Rolling Out

Coils to Locs provides wigs for women with medical hair loss

Dianne and Pamela partnered together to add diverse hair options in hospitals across the country
Coils to Locs provides wigs for women with medical hair loss
Dianne Austin (left) and Pamela Shaddock (Photo courtesy of Dianne Austin and Pamela Shaddock)

Coils to Locs is a social impact for-profit company specializing in coily and curly wigs in the medical space. The wig brand was founded by Boston residents and sisters Dianne Austin and Pamela Shaddock. They saw a need to add diversity in hospitals for women with medical hair loss due to treatment for cancer and other illnesses.

Austin is a breast cancer survivor who was driven to make the wig company a reality when hair options were limited to primarily straight hair — she wanted hair that looked closer to her natural tresses.

With Shaddock’s experience in the acting industry and Austin’s medical knowledge, they knew this company would help all women feel beautiful during their medical hair loss journeys.

What inspired you to launch Coils to Locs?

Dianne Austin: Coils to Locs is a social impact for-profit business disrupting a health care disparity in the medical wig space, which is the lack of access to coily, curly wigs at cancer center hospitals and medical hair loss salons. The business is based on my experience as a cancer patient. I’m a survivor and thriver now, but in 2015 I was diagnosed with breast cancer. As part of that journey, I learned that I would lose all of my hair, and I [usually] wear my hair in its natural state.

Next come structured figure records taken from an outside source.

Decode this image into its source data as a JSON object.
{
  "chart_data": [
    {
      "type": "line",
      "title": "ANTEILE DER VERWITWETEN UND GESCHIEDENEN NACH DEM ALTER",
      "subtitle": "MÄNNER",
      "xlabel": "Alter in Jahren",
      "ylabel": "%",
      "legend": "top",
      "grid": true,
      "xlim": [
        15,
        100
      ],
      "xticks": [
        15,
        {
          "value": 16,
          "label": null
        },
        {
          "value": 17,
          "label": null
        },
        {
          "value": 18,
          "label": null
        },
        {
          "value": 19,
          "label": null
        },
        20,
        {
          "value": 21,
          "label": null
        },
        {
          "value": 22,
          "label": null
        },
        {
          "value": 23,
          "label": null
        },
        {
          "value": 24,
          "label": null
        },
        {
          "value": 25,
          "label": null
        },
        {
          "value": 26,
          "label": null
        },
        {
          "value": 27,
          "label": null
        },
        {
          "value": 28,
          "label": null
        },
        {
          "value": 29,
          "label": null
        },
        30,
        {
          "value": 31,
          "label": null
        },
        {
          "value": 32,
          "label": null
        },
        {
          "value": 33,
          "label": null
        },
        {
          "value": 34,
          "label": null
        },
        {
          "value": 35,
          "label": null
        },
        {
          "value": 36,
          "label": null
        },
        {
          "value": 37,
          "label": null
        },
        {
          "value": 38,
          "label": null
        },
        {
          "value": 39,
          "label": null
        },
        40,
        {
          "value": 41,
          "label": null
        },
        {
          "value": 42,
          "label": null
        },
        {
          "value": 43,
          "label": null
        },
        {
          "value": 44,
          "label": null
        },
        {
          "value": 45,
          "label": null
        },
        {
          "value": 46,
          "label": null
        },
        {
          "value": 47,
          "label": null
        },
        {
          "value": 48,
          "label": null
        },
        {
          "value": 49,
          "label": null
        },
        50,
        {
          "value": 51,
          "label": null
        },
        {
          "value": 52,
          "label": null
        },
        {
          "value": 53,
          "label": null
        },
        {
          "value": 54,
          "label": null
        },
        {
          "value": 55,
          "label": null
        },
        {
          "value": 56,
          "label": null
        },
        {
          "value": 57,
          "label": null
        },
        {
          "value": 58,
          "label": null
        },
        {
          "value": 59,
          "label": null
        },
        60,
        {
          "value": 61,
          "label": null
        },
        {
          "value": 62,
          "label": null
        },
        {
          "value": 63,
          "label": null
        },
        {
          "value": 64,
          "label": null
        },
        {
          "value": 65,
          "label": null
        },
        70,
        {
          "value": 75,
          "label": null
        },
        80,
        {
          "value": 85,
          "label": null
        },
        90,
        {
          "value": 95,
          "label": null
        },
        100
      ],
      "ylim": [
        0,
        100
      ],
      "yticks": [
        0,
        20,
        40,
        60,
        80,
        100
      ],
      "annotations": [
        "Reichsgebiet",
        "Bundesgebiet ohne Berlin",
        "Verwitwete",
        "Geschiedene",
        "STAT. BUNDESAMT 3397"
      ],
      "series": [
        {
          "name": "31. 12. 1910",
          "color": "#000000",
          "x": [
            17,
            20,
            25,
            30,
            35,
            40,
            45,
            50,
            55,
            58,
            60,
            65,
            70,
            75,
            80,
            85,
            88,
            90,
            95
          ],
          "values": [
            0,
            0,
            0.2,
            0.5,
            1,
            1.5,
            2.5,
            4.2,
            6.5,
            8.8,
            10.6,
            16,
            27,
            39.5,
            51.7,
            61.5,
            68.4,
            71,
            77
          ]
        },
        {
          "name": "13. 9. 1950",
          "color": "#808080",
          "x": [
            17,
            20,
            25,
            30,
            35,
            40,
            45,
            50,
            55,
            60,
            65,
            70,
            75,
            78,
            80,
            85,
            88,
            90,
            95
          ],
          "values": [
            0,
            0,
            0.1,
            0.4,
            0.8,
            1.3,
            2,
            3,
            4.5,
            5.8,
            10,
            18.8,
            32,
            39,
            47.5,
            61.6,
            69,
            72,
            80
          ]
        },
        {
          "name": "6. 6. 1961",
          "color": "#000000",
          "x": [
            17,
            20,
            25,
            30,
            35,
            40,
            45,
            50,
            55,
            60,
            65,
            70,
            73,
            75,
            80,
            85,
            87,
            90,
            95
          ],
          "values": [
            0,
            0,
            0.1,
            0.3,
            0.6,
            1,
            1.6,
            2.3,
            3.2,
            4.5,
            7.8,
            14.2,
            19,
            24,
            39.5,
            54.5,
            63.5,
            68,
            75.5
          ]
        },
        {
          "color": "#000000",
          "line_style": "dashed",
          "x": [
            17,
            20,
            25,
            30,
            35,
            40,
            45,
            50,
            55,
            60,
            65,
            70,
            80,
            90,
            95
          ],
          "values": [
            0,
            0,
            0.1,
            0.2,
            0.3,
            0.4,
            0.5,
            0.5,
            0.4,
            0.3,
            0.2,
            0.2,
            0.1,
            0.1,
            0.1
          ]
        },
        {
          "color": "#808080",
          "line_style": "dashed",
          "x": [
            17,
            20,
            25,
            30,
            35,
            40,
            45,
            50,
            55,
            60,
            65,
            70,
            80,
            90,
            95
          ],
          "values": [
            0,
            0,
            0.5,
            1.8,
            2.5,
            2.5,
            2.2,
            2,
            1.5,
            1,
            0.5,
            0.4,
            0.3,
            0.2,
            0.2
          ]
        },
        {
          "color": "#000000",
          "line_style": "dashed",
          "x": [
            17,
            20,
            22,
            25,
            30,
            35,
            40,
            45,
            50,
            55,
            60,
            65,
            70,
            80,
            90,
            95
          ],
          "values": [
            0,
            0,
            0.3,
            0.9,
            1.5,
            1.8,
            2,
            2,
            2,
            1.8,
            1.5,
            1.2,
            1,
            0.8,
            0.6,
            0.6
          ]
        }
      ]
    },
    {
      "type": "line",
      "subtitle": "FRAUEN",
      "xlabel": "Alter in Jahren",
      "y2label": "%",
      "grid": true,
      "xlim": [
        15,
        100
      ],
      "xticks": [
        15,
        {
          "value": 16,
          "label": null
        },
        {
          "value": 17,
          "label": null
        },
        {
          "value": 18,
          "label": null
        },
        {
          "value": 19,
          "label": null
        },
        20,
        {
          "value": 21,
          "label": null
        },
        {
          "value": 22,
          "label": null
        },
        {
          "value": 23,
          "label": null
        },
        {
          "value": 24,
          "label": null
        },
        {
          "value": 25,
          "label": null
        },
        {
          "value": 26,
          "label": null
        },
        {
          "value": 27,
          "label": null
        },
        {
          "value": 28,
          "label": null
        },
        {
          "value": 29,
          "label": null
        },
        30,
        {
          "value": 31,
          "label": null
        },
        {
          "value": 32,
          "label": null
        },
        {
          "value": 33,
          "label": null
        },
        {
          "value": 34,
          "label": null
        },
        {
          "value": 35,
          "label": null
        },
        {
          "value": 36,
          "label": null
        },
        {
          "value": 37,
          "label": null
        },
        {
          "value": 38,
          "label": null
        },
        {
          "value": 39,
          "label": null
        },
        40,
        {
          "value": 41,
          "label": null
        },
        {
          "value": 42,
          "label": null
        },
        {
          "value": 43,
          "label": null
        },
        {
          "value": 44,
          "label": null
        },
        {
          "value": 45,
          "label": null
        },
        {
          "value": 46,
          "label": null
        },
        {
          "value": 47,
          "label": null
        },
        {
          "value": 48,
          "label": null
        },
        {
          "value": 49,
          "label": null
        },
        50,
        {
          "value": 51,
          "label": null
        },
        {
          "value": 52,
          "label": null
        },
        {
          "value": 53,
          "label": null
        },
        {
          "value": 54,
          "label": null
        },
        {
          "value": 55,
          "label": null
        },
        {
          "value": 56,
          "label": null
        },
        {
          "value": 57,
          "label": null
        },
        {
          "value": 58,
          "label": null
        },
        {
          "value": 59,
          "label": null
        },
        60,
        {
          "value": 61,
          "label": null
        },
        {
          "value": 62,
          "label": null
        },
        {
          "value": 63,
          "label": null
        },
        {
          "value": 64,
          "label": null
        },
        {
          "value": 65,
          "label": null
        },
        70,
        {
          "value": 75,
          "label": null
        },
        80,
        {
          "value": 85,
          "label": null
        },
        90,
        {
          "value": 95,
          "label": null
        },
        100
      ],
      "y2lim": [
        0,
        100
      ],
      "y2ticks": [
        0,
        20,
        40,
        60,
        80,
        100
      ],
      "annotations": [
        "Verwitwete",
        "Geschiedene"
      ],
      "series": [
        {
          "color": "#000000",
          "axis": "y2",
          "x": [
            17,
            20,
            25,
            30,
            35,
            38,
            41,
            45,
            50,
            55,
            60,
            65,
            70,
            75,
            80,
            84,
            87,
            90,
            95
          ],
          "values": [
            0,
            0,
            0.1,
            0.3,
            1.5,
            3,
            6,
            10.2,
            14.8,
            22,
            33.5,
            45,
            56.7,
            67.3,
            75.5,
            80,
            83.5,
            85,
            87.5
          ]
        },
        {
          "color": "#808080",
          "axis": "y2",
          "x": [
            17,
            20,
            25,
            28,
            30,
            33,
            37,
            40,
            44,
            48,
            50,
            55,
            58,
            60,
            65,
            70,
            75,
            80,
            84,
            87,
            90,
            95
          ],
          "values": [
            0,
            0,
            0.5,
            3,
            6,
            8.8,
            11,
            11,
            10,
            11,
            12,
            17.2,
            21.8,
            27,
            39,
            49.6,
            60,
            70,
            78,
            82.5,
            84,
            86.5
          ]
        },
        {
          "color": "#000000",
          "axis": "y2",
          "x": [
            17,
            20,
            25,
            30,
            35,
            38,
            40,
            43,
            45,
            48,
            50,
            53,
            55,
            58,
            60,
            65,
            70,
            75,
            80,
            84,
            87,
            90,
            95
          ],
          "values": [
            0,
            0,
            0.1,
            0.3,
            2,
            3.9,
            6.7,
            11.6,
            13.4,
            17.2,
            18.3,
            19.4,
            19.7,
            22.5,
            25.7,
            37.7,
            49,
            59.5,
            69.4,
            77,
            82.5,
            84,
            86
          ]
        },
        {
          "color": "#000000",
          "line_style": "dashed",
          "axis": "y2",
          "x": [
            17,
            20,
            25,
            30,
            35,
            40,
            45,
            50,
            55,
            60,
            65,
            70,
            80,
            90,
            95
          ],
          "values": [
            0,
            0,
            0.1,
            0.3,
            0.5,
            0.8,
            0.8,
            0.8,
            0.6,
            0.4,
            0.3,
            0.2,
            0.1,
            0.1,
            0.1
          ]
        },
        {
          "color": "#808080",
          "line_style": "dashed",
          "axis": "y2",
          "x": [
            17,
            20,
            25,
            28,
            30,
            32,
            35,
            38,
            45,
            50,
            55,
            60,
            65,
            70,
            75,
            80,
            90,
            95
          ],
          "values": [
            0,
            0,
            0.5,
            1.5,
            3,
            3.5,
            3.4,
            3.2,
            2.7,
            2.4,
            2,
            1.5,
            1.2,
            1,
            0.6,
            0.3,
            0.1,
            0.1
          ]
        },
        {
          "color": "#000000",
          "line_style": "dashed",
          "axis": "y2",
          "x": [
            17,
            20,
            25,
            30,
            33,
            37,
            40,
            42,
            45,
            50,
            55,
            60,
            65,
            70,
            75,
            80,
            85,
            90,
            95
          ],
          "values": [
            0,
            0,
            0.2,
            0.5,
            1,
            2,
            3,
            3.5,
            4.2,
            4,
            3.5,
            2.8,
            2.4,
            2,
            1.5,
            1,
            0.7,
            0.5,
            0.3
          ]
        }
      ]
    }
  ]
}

I was given a wig prescription and learned that there was a whole industry around that, but much to my dismay, when I went with my wig prescription, knowing my insurance would cover the costs [while] going through chemotherapy, I couldn’t find any wigs that looked like my natural hair. Not just at the cancer center hospitals in Boston where I was being treated but also across the country. So the business was born based on my frustration. I was so frustrated and angry, to be honest with you.

… I know everyone doesn’t want to wear a wig, but I wanted to wear a wig because I didn’t want to look like a cancer patient. I worked in health care for most of my career, and I just wanted to look as much like myself as possible.

Pamela Shaddock: At the time, we were like, “It’s 2015. Where are these wigs?” I was living in L.A. at the time, and I [quickly] hopped on a plane. My background was as an actor, so I knew wigs, and I wore wigs. So, I came to help her find a wig. She ended up having to pay out of pocket. She lost the ability to use her health insurance, she lost the ability to get the resources that come with going to a cancer center hospital or a medical hair loss salon and that one-on-one attention you get with a licensed cosmetologist. So, that’s where I came in.